The two jockeyed for control of outlying Taiwan Strait islets in the 1950s through 1970s. Since then, the US and the rest of the world have eyed the strait as a dangerous potential flashpoint in the region. China still claims sovereignty over self-ruled Taiwan and has not renounced the threat of force. 

But Beijing stopped mentioning the threat when Ma’s government came to power in 2008, instead making historic offers to set aside old disputes and talk trade as a means of bolstering the island economy while cooling tensions.

Substance of the peace pact?

Taiwanese officials have not discussed the possible content of a peace pact, but experts say that the deal would likely obligate Beijing to reduce its military buildup toward Taiwan – a hot-button issue on the island. Taiwan in turn would agree not to pursue constitutional independence from China, as it talked of doing from the mid-1990s through 2008.

“A peace accord would not likely resolve differences over sovereignty, but would make the relationship more predictable,” says Bonnie Glaser, a fellow at the Center for Strategic and International Studies in Washington. “If Beijing is confident that Taiwan will not declare independence, then it might be willing to consider drawing down its military buildup opposite Taiwan.”

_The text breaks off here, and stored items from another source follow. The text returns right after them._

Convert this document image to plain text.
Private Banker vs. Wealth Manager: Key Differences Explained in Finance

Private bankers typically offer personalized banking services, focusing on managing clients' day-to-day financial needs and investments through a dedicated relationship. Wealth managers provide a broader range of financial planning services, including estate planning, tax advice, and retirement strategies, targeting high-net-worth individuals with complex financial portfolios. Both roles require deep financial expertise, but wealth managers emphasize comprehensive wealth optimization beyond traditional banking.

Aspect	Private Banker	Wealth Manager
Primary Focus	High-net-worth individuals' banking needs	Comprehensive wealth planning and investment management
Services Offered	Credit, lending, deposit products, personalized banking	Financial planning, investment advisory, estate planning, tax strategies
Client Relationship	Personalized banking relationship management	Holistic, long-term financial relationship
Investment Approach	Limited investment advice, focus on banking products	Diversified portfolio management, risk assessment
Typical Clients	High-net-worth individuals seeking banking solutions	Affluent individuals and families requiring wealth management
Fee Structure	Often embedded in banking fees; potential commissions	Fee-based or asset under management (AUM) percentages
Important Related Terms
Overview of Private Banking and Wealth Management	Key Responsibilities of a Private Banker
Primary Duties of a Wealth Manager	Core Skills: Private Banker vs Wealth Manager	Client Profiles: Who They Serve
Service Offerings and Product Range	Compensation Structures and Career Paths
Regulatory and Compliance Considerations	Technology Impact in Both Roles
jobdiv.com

But critics of the peace deal are dubious. DPP spokesperson Hsiao Bi-khim says that the peace accord is a dangerously “vague” idea that could compromise Taiwan’s military defense. Taiwan already lags China in terms of firepower.

“Who is going to guarantee that peace is sustainable, and would signing a peace accord imply that we are going to reduce our own defense?” Ms. Hsiao says. 

But for Taiwan to actually sign an accord, which was first suggested in 2008, it would require more public support at home and more trust in Beijing than exist today, says Lai Shin-yuan, the Taiwanese government's top policymaker in relations with China.

“The opposition intentionally exaggerated this issue,” she charges. “They don’t have a China policy, so they’re always stirring things up, always making accusations ahead of the election, saying we’re going to sell out Taiwan or unify or whatever.”

Beijing may have pressured Ma into talking up a peace deal, says Peter Gries, director of the University of Oklahoma’s Institute for US-China Issues. Elders in the Nationalist Party, which was formed in China, also like the idea.

“Otherwise, for Ma it’s just a huge faux pas,” Mr. Gries says.

The president’s once comfortable lead in the polls has since mid-October dropped to just one or two percentage points. Some surveys give his closest rival a slight lead ahead of the Jan. 14 election.

China, meanwhile, wants dividends after using its economic might to lift the much smaller Taiwanese economy under Ma’s government. In a trade pact signed last year, for example, China cut export tariffs on 539 items from Taiwan, compared with just 267 granted to exporters shipped from the other side.